1) I’m afraid to.  Because of the dish.

The dish in question is a microwave steam bowl set, the hard plastic kind.  The kind that used to work so well it was almost magical.  Until someone put the lid on to a hot stove eye.  Now it’s the kind of dish that has a nice swirly pattern melted in to the top.  Part of the lid has caved in and cracked.  The dish is useless as a steamer, no more mystically perfect vegetables.  The bottom of the dish has also, clearly, been too close to the heat on a couple of other occasions judging by the warped bubbles on its side.  I’m fairly certain none of this is covered by warranty because I’m going to hazard to guess that testing out hot the stove is doesn’t fall under the parameters of “normal use”.

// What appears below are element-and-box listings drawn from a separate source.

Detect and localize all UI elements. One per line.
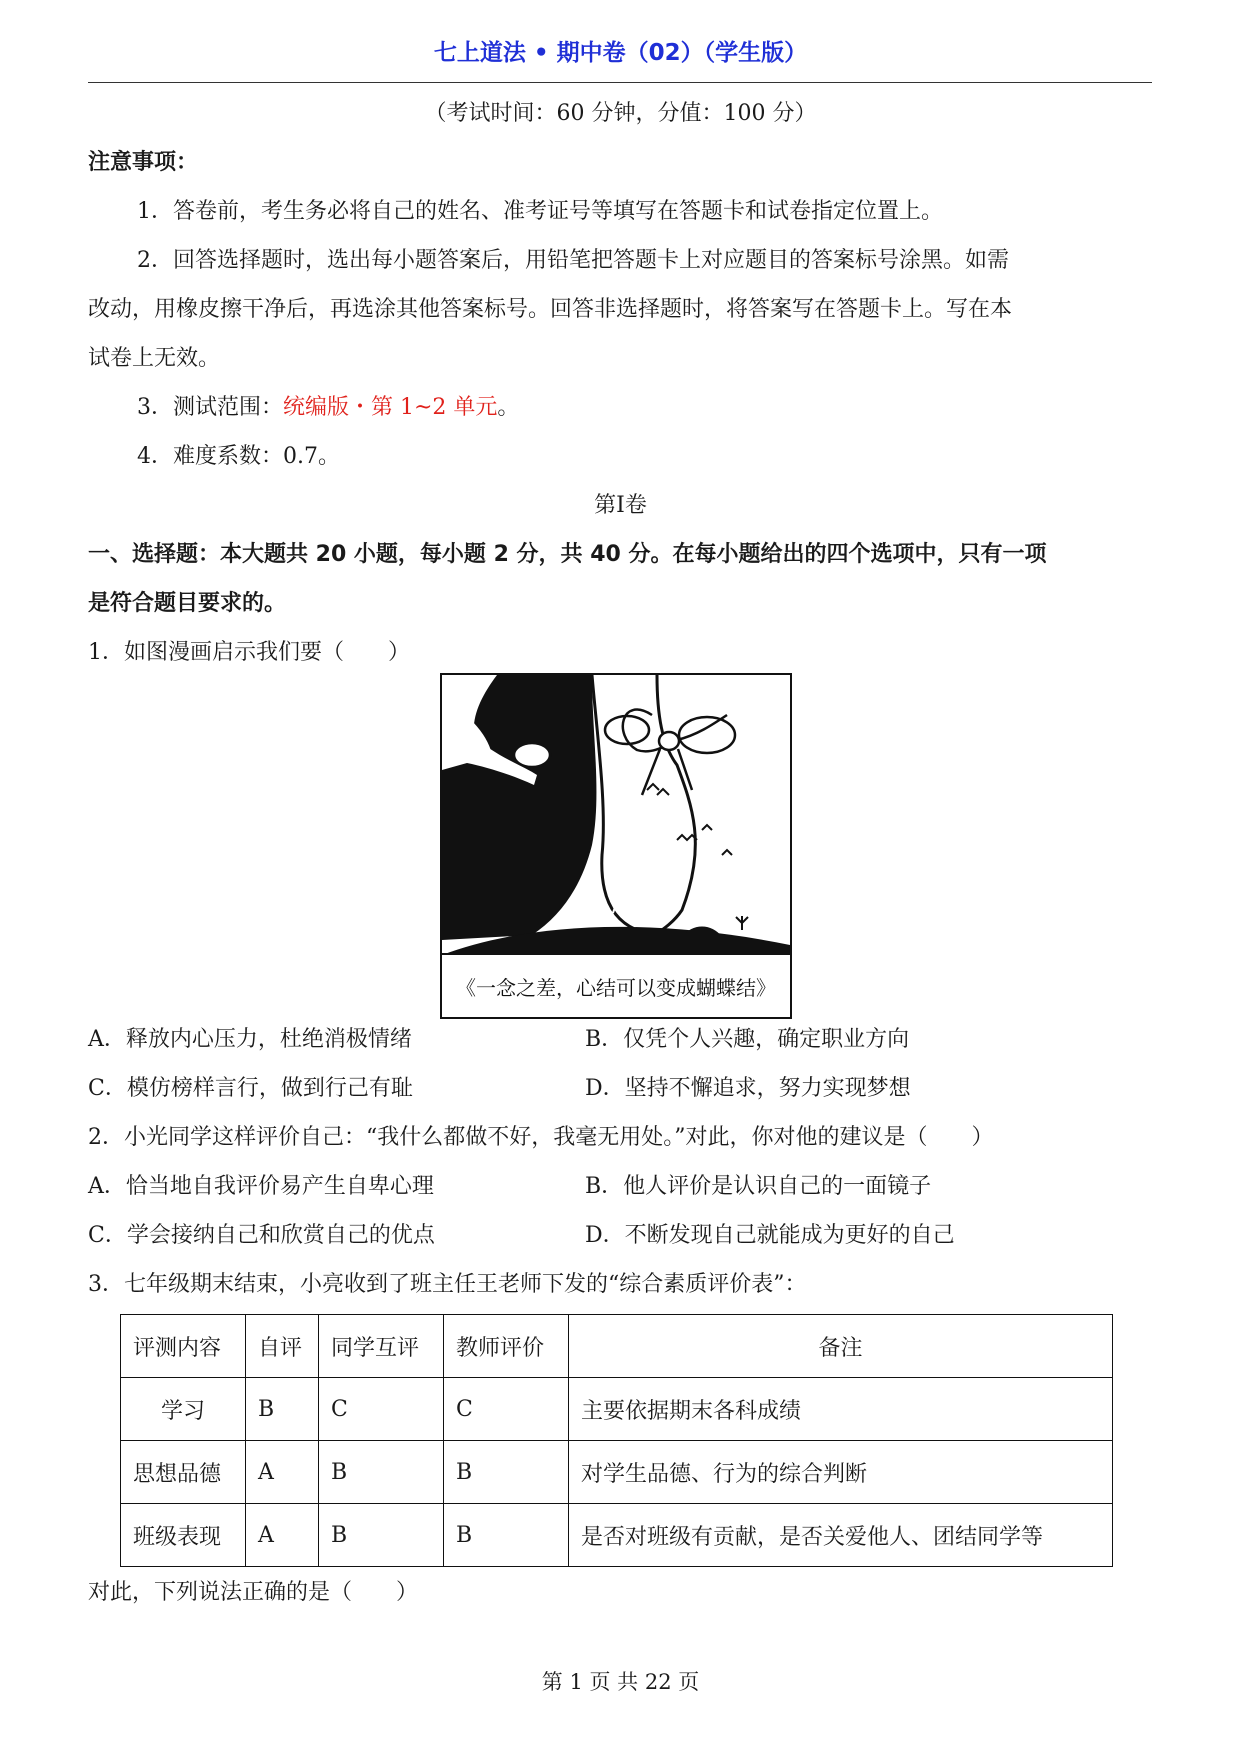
notice-item-3-prefix: 3．测试范围： (137, 395, 283, 420)
table-cell: B (444, 1504, 569, 1567)
table-header-cell: 备注 (569, 1315, 1113, 1378)
tree-illustration (442, 675, 790, 955)
question-3-stem: 3．七年级期末结束，小亮收到了班主任王老师下发的“综合素质评价表”： (88, 1272, 807, 1297)
table-cell: 对学生品德、行为的综合判断 (569, 1441, 1113, 1504)
table-cell: 学习 (121, 1378, 246, 1441)
table-row (121, 1441, 1113, 1504)
notice-item-3 (137, 393, 519, 423)
table-cell: B (246, 1378, 319, 1441)
page-footer: 第 1 页 共 22 页 (541, 1670, 700, 1694)
notice-item-4: 4．难度系数：0.7。 (137, 444, 340, 469)
table-cell: 思想品德 (121, 1441, 246, 1504)
q2-option-a: A．恰当地自我评价易产生自卑心理 (88, 1174, 434, 1199)
table-header-cell: 同学互评 (319, 1315, 444, 1378)
table-cell: A (246, 1504, 319, 1567)
table-header-row (121, 1315, 1113, 1378)
table-cell: B (319, 1441, 444, 1504)
table-cell: C (444, 1378, 569, 1441)
volume-label: 第I卷 (594, 493, 647, 518)
notice-item-1: 1．答卷前，考生务必将自己的姓名、准考证号等填写在答题卡和试卷指定位置上。 (137, 199, 943, 224)
table-cell: B (444, 1441, 569, 1504)
table-cell: 是否对班级有贡献，是否关爱他人、团结同学等 (569, 1504, 1113, 1567)
table-header-cell: 评测内容 (121, 1315, 246, 1378)
table-cell: A (246, 1441, 319, 1504)
page-header-title: 七上道法 • 期中卷（02）（学生版） (433, 40, 808, 66)
q1-option-d: D．坚持不懈追求，努力实现梦想 (585, 1076, 911, 1101)
table-row (121, 1378, 1113, 1441)
comic-image (440, 673, 792, 1019)
q1-option-c: C．模仿榜样言行，做到行己有耻 (88, 1076, 413, 1101)
comic-caption: 《一念之差，心结可以变成蝴蝶结》 (442, 953, 790, 1017)
table-header-cell: 教师评价 (444, 1315, 569, 1378)
q2-option-c: C．学会接纳自己和欣赏自己的优点 (88, 1223, 435, 1248)
q2-option-b: B．他人评价是认识自己的一面镜子 (585, 1174, 932, 1199)
table-cell: 班级表现 (121, 1504, 246, 1567)
section-heading: 一、选择题：本大题共 20 小题，每小题 2 分，共 40 分。在每小题给出的四个选项中，只有一项 (88, 542, 1047, 567)
table-row (121, 1504, 1113, 1567)
table-header-cell: 自评 (246, 1315, 319, 1378)
notice-item-3-suffix: 。 (497, 395, 520, 420)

Which brings us to the second obstacle.

2) Chris doesn’t have enough spare parts.

After spending 45 minutes drooling about the containers and storage sets that would make my life complete I spent another 20 minutes trying to sort out which organs Chris doesn’t really need so that I can sell them on the black market so I can afford some Tupperware.  Even to replace the sad shell of a formerly glorious dish would cost about $120.  I won’t bother trying to figure out how much of the equity on our house I could sink in to buying everything else.

Ultimately this has led me to the following conclusion: Glad might not be Tupperware, but I can buy it in at least 4 different colours, a multitude of sizes, and best of all: I’m never going to cry about it.